The Do You Give a Cup? campaign was designed to let fans of Peet's coffee decide where these new product giveaways should be held. To gather input from users all over the country, Peet's needed a website that would allow users to say if they "gave a cup" about a certain topic. Whether they did or didn't would determine the next giveaway location.
I took on development of the underlying voting mechanism for the desktop component, as well as the mobile web application. This included a calendar of events that would automatically update itself when voting results were tallied, a gallery of past votes, product descriptions and more.
The biggest challenge on the project was that Peet's wanted users to be able to vote without needing to authenticate themselves. This made it much easier to contribute to the process, but also meant there was no easy mechanism for tracking whether a user had already voted on a given topic.
Using the LocalStorage API (with a cookie fallback), I developed a way to track which topics a user had voted for. This allowed us to stop users from voting multiple times for the same question, and serve them the appropriate content upon subsequent visits to the site.
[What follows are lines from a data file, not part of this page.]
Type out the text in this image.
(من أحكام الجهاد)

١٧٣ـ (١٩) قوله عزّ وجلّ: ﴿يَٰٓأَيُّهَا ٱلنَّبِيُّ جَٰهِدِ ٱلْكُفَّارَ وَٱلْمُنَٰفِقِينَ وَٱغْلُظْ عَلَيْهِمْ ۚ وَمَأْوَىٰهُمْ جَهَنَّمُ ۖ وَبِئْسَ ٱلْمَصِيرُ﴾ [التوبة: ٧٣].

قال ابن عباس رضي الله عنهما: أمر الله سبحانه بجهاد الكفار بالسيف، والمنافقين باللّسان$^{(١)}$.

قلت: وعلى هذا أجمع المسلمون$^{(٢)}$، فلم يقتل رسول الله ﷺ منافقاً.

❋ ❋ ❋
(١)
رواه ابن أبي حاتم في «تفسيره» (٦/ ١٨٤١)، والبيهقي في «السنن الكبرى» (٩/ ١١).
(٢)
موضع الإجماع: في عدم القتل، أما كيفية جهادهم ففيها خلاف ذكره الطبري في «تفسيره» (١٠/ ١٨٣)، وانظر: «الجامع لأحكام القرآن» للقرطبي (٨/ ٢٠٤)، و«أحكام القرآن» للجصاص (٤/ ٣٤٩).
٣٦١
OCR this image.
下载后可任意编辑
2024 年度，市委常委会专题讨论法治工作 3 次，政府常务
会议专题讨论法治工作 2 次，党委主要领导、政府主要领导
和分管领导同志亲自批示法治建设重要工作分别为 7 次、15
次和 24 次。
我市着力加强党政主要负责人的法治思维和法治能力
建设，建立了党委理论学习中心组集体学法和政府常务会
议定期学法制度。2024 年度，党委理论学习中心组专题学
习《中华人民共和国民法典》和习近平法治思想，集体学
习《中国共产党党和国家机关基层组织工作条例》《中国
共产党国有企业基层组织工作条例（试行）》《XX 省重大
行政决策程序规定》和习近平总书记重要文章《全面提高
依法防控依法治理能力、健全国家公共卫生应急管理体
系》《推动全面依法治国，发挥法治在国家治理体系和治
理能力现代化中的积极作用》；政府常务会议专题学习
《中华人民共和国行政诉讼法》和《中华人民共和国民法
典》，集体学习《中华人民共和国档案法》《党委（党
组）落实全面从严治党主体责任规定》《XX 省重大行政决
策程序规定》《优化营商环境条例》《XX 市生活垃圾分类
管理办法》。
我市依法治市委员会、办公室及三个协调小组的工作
Because there were many different application states to deal with, I incorporated Backbone.js for model/view data binding. This, coupled with using Handlebars for dynamic templating and Require.js for modularity, made it much easier for me to add additional content as the scope of the application expanded.
Utilizing a Grunt build process to compress images and minify scripts/styles, I was able to deploy a lean yet robust mobile application.
There was a great deal of participation in the giveaway, much of which was driven through the online voting process.
Although the website was quietly retired at the end of the campaign, it served its purpose very well. The mobile application functioned perfectly across an array of devices and there were no reported issues of vote tampering.